The other part of the question is that if (phi* psi) is the best description of reality, and the only way to determine what that product looks like is to separately calculate psi and phi, then why wouldn’t you go so far as to say that “phi and psi are both real” between the measurements? That would put you squarely in Aharonov’s take on the twostatevector formalism, I would think.
July 11, 2015 at 5:19 am #2626Michael B. HeaneyParticipantKen,
My Relativistic Symmetrical Interpretation (RSI) never defines or uses a probability for an experiment after it already has a known outcome! That would make no sense.
Suppose the experiment has been completed. Then the RSI postulates that the complex transition amplitude density phi*(x,t)psi(x,t) is the complete description of what happened. Note that the RSI does NOT call this a probability density!
Phi*(x,t) and psi(x,t) are (in general) complex, and not real. This is why I do not say they are both real between the measurements.
Does this clear up the confusion?
Regards,
Michael
July 12, 2015 at 1:25 am #2650Ken WhartonMemberHmmm… You *are* using this (phi* psi ) to generate probabilities, right? After all , that’s generally what one does with “amplitudes”; squares them and turns them into probabilities. Maybe you need a different terminology if that’s not what you’re going for.

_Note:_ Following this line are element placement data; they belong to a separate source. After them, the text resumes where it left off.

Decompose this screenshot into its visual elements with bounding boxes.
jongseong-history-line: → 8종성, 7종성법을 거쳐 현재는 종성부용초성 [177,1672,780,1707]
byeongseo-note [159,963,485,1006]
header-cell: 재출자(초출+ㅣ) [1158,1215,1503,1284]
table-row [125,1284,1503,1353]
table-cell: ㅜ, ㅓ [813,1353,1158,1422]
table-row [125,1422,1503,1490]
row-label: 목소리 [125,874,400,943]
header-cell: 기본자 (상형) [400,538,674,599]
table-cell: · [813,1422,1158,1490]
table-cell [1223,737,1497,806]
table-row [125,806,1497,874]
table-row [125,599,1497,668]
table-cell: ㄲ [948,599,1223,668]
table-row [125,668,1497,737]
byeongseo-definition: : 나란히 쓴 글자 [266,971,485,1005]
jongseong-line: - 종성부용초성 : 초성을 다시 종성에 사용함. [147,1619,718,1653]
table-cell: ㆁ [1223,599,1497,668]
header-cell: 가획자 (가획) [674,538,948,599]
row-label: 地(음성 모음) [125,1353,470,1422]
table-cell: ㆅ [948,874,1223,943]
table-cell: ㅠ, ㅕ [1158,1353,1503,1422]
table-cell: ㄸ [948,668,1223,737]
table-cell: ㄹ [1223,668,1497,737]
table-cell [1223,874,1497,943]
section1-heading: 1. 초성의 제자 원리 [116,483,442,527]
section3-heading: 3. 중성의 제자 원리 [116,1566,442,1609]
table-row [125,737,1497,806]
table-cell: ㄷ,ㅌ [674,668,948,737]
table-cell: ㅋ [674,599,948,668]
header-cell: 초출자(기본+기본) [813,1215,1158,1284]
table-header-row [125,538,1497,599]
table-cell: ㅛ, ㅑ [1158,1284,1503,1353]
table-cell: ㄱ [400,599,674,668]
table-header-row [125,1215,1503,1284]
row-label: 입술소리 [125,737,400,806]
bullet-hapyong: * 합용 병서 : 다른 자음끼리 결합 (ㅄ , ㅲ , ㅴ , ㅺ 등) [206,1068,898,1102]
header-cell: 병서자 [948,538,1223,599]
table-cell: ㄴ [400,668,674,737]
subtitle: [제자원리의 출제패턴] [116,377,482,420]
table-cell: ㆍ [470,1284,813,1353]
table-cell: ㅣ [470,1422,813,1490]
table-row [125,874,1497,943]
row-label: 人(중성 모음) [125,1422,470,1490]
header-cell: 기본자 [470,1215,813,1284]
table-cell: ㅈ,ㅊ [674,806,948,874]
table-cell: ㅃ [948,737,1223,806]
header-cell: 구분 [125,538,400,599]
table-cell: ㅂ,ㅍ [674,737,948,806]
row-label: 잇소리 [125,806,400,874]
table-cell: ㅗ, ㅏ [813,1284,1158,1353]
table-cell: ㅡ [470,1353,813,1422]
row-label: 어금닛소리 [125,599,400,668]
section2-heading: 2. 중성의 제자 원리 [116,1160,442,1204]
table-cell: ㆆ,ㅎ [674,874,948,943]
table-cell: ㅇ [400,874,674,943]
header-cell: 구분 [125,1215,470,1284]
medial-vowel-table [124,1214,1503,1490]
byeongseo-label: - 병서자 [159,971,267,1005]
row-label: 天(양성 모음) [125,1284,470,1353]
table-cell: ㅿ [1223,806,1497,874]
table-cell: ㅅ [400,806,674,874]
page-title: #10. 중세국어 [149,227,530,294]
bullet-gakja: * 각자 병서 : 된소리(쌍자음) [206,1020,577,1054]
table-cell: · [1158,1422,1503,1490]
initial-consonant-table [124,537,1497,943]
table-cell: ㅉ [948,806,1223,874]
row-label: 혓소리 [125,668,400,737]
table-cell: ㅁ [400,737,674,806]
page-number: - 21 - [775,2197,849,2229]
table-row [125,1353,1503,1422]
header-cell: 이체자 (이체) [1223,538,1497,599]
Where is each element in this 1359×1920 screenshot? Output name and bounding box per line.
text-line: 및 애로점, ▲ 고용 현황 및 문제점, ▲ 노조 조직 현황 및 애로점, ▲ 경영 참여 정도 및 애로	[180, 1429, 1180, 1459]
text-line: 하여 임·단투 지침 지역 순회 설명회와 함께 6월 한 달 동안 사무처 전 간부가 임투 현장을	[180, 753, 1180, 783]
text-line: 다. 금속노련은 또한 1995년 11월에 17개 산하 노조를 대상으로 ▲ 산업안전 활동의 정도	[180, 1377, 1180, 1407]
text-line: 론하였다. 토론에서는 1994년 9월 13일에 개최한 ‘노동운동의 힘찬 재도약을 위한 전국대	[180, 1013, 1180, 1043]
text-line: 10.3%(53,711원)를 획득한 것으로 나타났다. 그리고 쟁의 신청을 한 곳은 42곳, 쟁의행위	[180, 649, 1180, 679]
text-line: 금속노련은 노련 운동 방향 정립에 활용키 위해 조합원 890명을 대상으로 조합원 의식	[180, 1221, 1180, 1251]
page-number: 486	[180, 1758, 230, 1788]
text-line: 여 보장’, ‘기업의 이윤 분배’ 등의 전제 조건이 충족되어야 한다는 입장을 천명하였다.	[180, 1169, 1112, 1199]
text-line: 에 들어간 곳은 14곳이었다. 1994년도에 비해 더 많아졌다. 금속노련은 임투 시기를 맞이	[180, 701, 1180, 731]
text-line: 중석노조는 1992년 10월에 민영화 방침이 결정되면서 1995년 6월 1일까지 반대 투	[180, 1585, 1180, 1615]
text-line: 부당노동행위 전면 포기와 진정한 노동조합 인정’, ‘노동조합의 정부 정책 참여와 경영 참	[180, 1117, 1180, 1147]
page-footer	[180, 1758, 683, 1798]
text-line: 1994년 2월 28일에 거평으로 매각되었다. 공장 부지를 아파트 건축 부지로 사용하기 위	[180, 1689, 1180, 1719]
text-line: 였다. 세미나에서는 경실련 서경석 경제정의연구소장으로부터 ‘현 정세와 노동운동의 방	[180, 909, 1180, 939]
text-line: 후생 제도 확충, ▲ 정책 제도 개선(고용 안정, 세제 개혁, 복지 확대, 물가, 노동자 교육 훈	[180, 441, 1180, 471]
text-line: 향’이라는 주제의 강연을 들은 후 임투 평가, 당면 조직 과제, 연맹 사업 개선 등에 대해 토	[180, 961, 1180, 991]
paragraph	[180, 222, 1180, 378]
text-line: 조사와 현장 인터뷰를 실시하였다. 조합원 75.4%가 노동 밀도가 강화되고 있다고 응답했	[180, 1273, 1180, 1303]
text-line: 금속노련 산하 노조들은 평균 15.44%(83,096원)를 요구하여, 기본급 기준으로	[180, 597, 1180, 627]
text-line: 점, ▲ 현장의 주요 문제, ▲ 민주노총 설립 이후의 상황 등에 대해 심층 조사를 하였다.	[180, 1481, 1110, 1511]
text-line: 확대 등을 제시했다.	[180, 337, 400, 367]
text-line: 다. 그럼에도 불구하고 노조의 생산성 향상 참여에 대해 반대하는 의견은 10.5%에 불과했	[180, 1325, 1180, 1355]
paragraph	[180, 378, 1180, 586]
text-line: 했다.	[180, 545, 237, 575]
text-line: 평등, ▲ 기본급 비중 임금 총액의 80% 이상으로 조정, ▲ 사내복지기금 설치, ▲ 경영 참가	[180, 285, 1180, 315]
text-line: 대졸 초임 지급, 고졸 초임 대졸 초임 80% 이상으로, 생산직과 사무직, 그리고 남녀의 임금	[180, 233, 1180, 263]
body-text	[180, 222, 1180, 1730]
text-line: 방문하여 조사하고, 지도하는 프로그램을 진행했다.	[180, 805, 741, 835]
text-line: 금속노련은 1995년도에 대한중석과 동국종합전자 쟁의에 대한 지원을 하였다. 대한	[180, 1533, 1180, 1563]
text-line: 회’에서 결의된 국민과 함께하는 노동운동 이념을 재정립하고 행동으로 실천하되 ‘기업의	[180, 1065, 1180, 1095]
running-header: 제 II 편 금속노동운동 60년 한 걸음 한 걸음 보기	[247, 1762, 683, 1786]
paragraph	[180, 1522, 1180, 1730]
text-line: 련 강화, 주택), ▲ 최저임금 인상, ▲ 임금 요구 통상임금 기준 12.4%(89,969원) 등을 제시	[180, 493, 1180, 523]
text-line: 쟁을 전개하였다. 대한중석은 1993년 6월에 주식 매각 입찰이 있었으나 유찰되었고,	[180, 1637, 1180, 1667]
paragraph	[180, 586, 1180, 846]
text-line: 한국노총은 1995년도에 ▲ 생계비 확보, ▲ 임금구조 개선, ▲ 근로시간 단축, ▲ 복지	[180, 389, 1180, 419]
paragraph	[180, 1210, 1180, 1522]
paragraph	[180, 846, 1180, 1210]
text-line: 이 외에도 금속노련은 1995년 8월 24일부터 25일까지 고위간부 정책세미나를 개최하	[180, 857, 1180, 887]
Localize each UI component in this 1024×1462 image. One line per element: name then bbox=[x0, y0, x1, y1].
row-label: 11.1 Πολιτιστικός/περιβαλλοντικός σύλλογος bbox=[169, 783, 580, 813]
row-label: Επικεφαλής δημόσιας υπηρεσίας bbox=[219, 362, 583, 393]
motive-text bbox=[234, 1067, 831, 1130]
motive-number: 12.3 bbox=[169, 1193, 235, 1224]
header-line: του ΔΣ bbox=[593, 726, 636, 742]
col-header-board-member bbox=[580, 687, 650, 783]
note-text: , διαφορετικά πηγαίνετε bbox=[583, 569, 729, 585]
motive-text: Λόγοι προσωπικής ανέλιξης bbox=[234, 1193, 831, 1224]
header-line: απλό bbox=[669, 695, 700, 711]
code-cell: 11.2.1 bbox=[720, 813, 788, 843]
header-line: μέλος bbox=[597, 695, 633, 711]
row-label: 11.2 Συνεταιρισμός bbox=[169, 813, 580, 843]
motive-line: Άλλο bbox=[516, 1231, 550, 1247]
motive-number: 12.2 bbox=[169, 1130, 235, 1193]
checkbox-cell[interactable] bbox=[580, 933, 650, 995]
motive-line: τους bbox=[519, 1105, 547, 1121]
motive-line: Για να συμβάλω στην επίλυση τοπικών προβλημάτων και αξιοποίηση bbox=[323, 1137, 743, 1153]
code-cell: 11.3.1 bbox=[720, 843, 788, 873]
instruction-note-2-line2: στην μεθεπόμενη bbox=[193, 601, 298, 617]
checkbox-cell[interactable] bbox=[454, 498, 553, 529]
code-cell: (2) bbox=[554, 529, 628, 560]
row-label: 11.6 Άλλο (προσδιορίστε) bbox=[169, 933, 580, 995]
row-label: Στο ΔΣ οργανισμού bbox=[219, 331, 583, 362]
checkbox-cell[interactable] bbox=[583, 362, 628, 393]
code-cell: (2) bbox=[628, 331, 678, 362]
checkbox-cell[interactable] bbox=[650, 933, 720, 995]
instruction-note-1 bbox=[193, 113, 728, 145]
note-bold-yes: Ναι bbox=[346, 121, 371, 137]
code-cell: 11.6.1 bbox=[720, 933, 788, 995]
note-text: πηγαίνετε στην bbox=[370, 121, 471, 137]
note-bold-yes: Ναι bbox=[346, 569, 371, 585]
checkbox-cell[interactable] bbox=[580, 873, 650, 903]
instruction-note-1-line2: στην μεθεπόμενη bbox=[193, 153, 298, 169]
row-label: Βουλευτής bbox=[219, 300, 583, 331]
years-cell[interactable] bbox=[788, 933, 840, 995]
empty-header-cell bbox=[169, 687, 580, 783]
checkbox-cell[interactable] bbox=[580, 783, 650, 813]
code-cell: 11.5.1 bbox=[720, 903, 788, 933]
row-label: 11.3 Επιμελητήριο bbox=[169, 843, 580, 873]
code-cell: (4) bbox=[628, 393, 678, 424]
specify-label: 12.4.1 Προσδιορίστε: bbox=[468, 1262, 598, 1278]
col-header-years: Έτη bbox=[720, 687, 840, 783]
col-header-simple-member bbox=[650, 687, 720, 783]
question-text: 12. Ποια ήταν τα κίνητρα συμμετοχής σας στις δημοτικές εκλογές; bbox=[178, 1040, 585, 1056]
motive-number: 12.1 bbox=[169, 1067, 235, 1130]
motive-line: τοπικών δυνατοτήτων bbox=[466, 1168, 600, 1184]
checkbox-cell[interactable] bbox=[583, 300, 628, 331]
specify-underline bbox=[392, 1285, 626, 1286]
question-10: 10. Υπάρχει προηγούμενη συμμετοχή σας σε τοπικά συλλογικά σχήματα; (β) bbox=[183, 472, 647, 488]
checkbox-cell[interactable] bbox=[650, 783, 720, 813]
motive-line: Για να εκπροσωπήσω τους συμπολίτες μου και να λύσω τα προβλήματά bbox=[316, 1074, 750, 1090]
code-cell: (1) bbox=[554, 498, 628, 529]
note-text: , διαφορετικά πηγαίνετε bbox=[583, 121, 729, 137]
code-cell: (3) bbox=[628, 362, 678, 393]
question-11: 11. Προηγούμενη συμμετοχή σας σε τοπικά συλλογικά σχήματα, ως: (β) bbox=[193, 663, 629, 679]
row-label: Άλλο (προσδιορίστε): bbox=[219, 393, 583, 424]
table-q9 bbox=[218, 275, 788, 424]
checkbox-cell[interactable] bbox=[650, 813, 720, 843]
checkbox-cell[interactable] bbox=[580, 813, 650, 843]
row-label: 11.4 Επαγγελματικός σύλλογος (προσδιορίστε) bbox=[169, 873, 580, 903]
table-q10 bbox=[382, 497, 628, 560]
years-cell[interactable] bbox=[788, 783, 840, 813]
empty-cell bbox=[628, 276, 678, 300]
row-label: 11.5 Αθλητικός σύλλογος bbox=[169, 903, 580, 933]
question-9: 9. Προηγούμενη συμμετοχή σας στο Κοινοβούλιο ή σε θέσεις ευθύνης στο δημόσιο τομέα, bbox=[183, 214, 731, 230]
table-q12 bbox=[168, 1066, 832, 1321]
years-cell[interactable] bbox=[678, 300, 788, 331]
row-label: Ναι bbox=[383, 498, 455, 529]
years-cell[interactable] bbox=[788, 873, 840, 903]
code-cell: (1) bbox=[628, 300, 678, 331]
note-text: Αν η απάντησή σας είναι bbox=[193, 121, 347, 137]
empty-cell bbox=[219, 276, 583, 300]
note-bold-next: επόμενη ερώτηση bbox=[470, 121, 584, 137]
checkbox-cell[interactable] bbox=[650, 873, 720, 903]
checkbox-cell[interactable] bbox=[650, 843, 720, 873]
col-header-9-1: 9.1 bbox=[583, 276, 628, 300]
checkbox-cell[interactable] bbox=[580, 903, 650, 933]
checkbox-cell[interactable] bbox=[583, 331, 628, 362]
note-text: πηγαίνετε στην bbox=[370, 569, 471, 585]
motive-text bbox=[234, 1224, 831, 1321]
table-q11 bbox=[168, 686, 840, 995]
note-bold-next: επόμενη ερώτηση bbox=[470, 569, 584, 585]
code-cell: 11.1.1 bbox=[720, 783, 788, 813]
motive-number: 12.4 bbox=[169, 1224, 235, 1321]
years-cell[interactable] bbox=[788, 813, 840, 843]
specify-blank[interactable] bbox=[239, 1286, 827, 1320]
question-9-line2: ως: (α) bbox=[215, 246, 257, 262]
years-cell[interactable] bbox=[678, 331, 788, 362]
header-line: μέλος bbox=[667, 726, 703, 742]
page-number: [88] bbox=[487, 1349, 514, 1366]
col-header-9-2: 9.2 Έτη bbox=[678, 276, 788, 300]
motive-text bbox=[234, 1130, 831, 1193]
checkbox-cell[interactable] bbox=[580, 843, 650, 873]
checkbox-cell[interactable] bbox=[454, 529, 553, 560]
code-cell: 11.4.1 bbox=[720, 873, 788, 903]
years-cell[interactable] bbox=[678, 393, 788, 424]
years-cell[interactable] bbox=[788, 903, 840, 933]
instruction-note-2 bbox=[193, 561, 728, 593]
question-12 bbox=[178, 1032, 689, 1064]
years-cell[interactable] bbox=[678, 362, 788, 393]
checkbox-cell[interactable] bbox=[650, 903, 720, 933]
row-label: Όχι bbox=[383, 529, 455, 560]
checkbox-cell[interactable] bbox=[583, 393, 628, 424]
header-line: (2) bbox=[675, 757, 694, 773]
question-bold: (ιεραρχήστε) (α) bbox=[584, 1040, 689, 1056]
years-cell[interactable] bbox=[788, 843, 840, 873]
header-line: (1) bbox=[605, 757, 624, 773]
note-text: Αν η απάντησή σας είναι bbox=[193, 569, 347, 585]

As for “reality”, I meant “ontic”; complex/real is a totally different issue from ontic/epistemic. After all, Im(phi), Re(phi), Im(psi) and Re(psi) are all “mathematically real” fields. Are *those* fields ontic? If you’re not familiar with the ontic/epistemic distinction in this context, perhaps start here: http://arxiv.org/abs/0706.2661 .
July 12, 2015 at 3:29 am #2656Michael B. HeaneyParticipantConsider the classical case of Alice flipping a coin, letting it fall into a box without looking at it, then closing the box. Alice can assign probabilities of 50% it is heads and 50% it is tails. Then Alice opens the box and sees heads. She can now assign a probability of 100% heads for the entire time it was in the box. The same logic applies to phi*psi. It can be used to generate probabilities for arriving at different detectors. But once we detect it at one detector, we know it was in the associated phi*psi the entire time. What would you suggest for terminology?
I’ll look at the paper you referenced.
July 12, 2015 at 4:02 am #2657Michael B. HeaneyParticipantBased on a look at the paper you reference, I think the entire 4D phi*psi object is a complete description of reality. Either phi* alone or psi alone are incomplete descriptions of reality.